Œdipe à Colone – Antigone choisit d’accompagner son père et de lui servir de guide. Après une longue errance, ils arrive non loin d’Athènes, à Colone, dans un lieu de culte où sont vénérées les Érinyes et où ils reçoivent la protection de Thésée, roi d’Athènes. Pendant ce temps, Polynice, qui s’est vu dépossédé par Etéocle de ses droits sur le trône de Thèbes, sur laquelle il avait été convenu que les deux frères régneraient en alternance, a réuni une armée (composée de sept chefs pour les sept portes de Thèbes) et s’apprête à prendre la ville par les armes. L’oracle de Delphes ayant désormais annoncé que le lieu où reposerait Œdipe serait protégé de toute invasion, Etéocle envoit Créon auprès d’Œdipe afin de le ramener de gré ou de force jusqu’à Thèbes. Quant à Polynice, il tente également de se rallier son père. Mais Œdipe se refuse à l’un comme à l’autre et les maudits, prédisant qu’ils se donneront mutuellement la mort. Aidé par Thésée, Œdipe reste à Colone, où il meurt, permettant à Athènes de bénéficier de sa protection.
Les Sept contre Thèbes – Antigone rentre à Thèbes et tente vainement d’empêcher la guerre. Aiguisé par un Créon avide de pouvoir, la haine des deux frères ne saurait leur permettre de s’entendre. Les deux frères s’entretuent et Créon obtient le trône.

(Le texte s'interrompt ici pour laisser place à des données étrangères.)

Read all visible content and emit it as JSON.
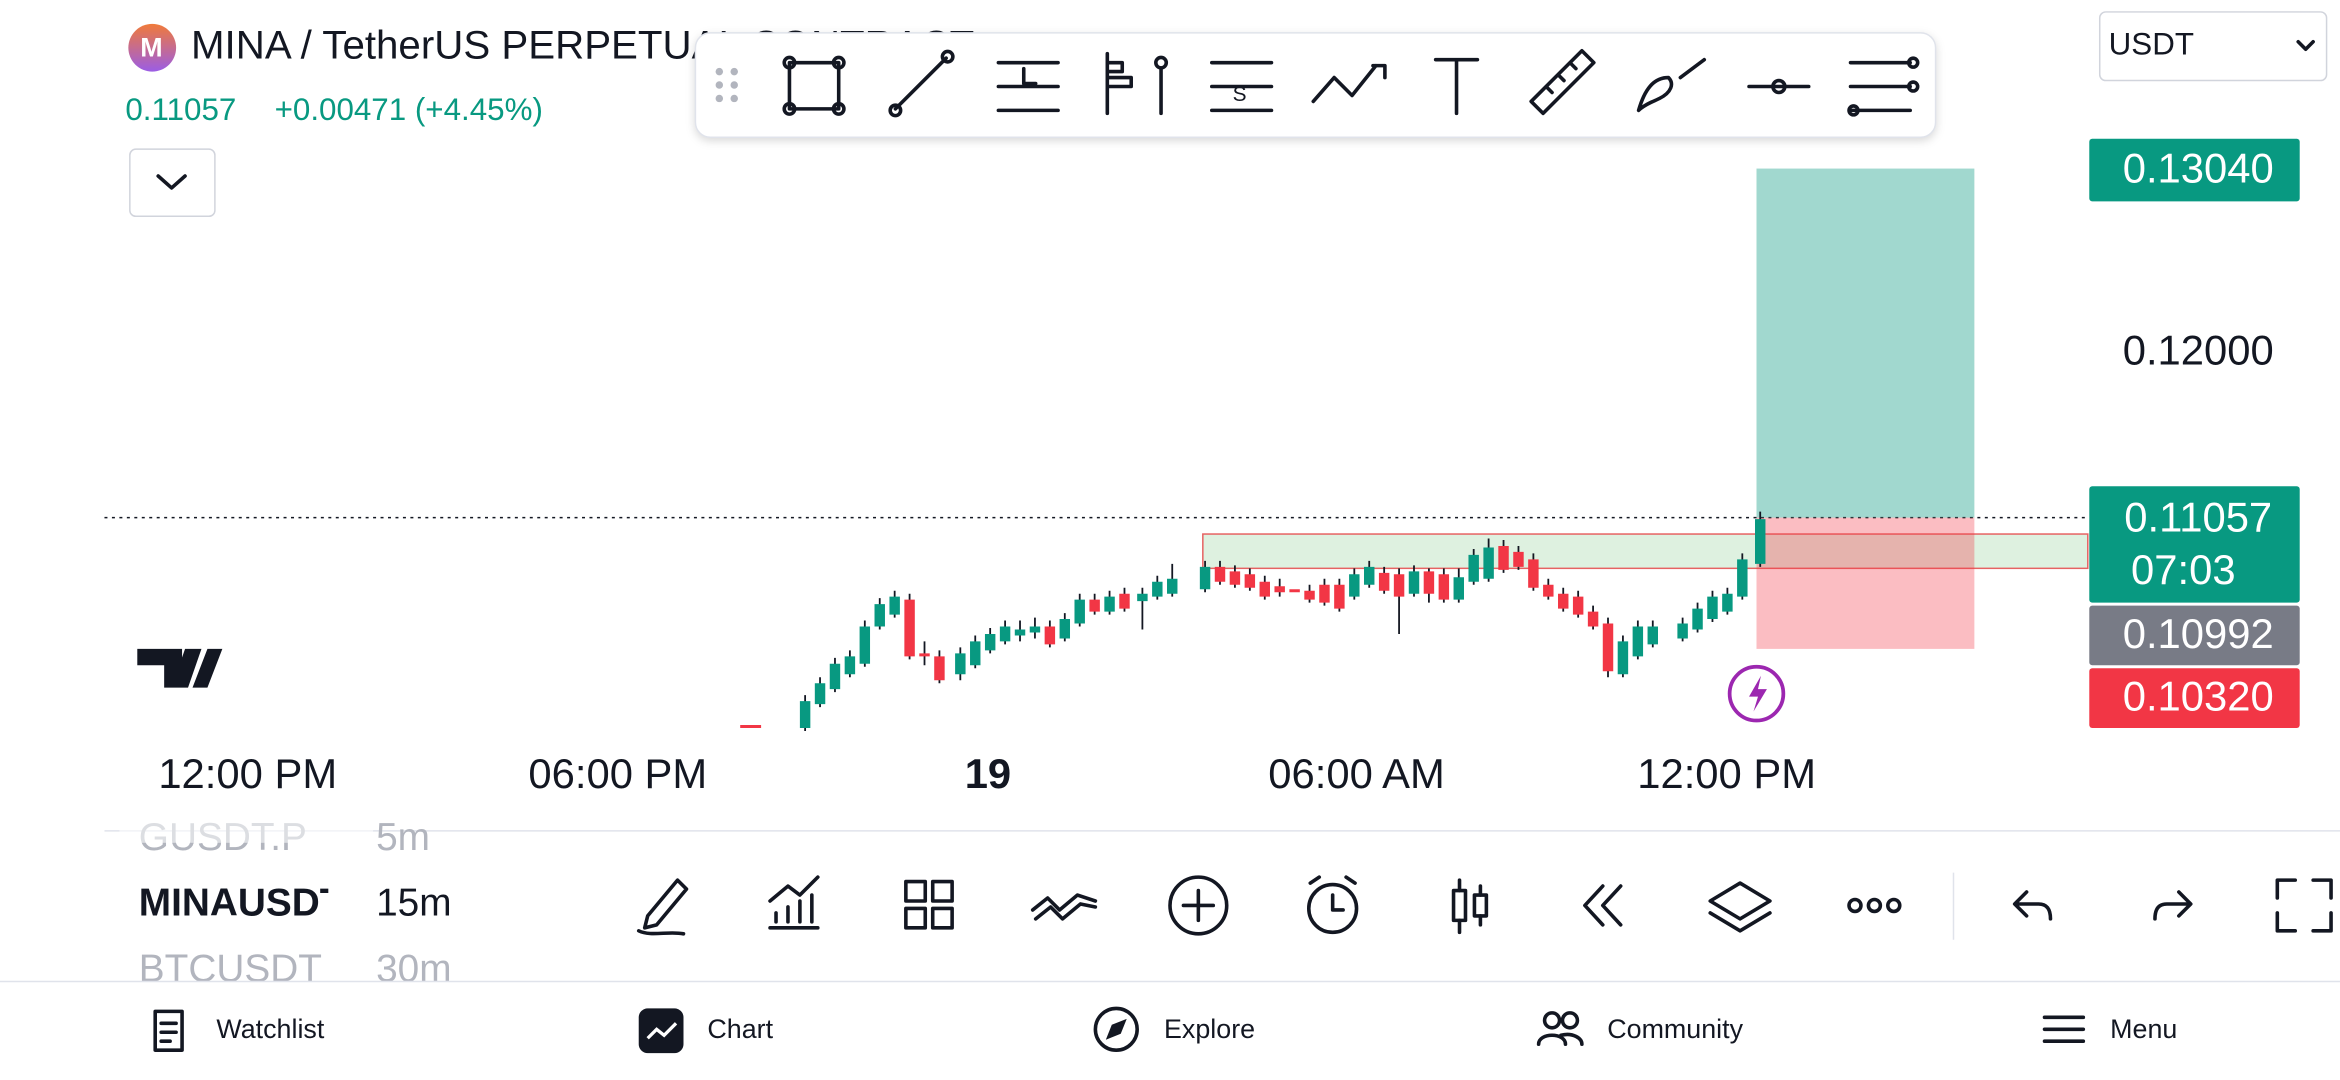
{
  "header": {
    "symbol": "MINA / TetherUS PERPETUAL CONTRACT",
    "price": "0.11057",
    "change": "+0.00471 (+4.45%)",
    "currency": "USDT"
  },
  "price_axis": {
    "labels": [
      "0.13040",
      "0.12000"
    ],
    "last_price": "0.11057",
    "countdown": "07:03",
    "gray_price": "0.10992",
    "stop_price": "0.10320"
  },
  "time_axis": {
    "labels": [
      "12:00 PM",
      "06:00 PM",
      "19",
      "06:00 AM",
      "12:00 PM"
    ]
  },
  "watchlist": [
    {
      "symbol": "GUSDT.P",
      "interval": "5m"
    },
    {
      "symbol": "MINAUSDT",
      "interval": "15m"
    },
    {
      "symbol": "BTCUSDT",
      "interval": "30m"
    }
  ],
  "nav": [
    "Watchlist",
    "Chart",
    "Explore",
    "Community",
    "Menu"
  ]
}
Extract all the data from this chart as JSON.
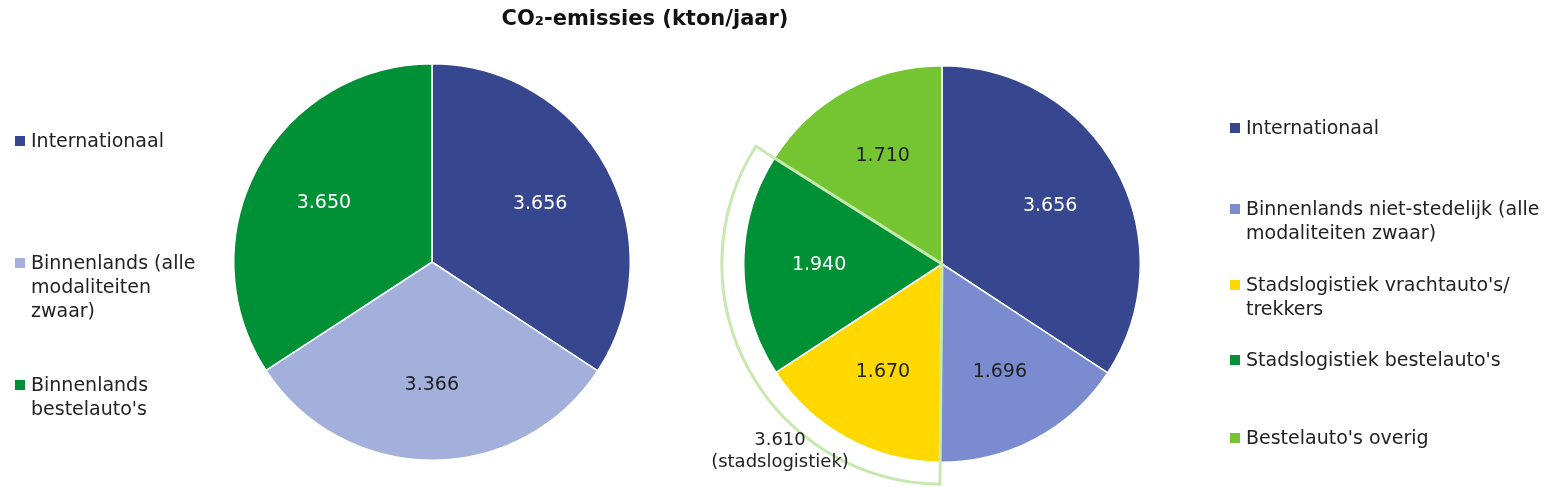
{
  "chart_data": [
    {
      "type": "pie",
      "title": "CO₂-emissies (kton/jaar)",
      "categories": [
        "Internationaal",
        "Binnenlands (alle modaliteiten zwaar)",
        "Binnenlands bestelauto's"
      ],
      "values": [
        3656,
        3366,
        3650
      ],
      "value_labels": [
        "3.656",
        "3.366",
        "3.650"
      ],
      "colors": [
        "#36468f",
        "#a3b0dc",
        "#009035"
      ],
      "legend": "left"
    },
    {
      "type": "pie",
      "categories": [
        "Internationaal",
        "Binnenlands niet-stedelijk (alle modaliteiten zwaar)",
        "Stadslogistiek vrachtauto's/ trekkers",
        "Stadslogistiek bestelauto's",
        "Bestelauto's overig"
      ],
      "values": [
        3656,
        1696,
        1670,
        1940,
        1710
      ],
      "value_labels": [
        "3.656",
        "1.696",
        "1.670",
        "1.940",
        "1.710"
      ],
      "colors": [
        "#36468f",
        "#7a8ccf",
        "#ffd800",
        "#009035",
        "#74c531"
      ],
      "legend": "right",
      "annotations": [
        "3.610 (stadslogistiek)"
      ]
    }
  ]
}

Antigone – Créon ordonne des funérailles solennelles pour Étéocle et proclame l’interdiction à tous les thébains d’accorder une sépulture à Polynice. Antigone s’oppose, seule, à cette décision qu’elle juge indigne, contraire à la loi des Dieux. Refusant de se soumettre et contrevenant à l’interdiction, elle est condamnée par Créon à être enterrée vivante dans le tombeau des Labdacides. Antigone met fin à ses jours par pendaison juste avant l’arrivée d’Hémon, son fiancé, fils de Créon, qui venant pour la sauver se tue sur le cadavre de celle qu’il devait épouser. En apprenant la mort de son fils, Eurydice, sa mère, se suicide et Créon reste seul, anéanti et aspirant à une mort rapide. Il se tuera peu après.